To enable authentication server specific to appliance

1. Login to CMS.

2. Navigate to Managed Appliances > Configure.

3. Click Define Policy.

4. Under System Configuration, select Authentication Servers.

5. Click +New.

6. Select CMS Authentication Server as Authentication directory to create a Authentication server.

   

   CMS Authentication Server requires that all the authentication servers it maps to must be of the same type.
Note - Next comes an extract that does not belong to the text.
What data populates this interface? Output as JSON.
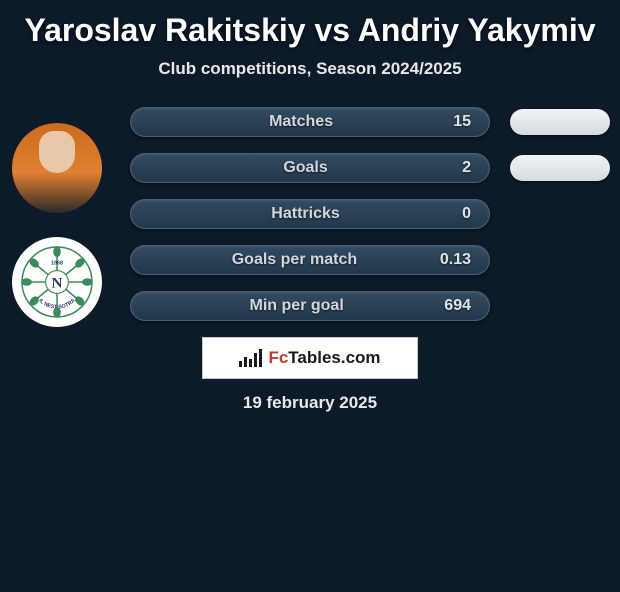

For example, it can map a different AD authentication server configuration to different appliances, but it cannot map one appliance to AD and another to other authentication.

7. Enter the Name and select the Default Authentication Server.

   Not all authentication server types can be mapped. For example, local authentication is already shared across the cluster, so it cannot be mapped to an appliance in a CMS authentication server.

8. In the Appliance Authentication Server, select the required authentication server to be mapped.

   By default, the Use default option is set to all the appliance, like CMS address pools, a CMS authentication server has a default authentication server, then 0 or more appliances are mapped to other authentication servers of the same type.

9. Click Save and apply pending changes.

   

10. Proceed to synchronize policy.

    The Authentication server assigned to the specific appliance are enabled. The unassigned authentication servers are disabled after policy synchronization from CMS.

    During policy synchronization, the mapped appliance authentication server (or default if there is no mapping) is replaced in the appliance configuration.

• A CMS authentication server that is being used by a realm cannot be deleted.

• A non-CMS authentication server that is being used by a CMS authentication server cannot be deleted.

• A CMS authentication server can be a primary or secondary authentication server as long as the underlying authentication server type supports it.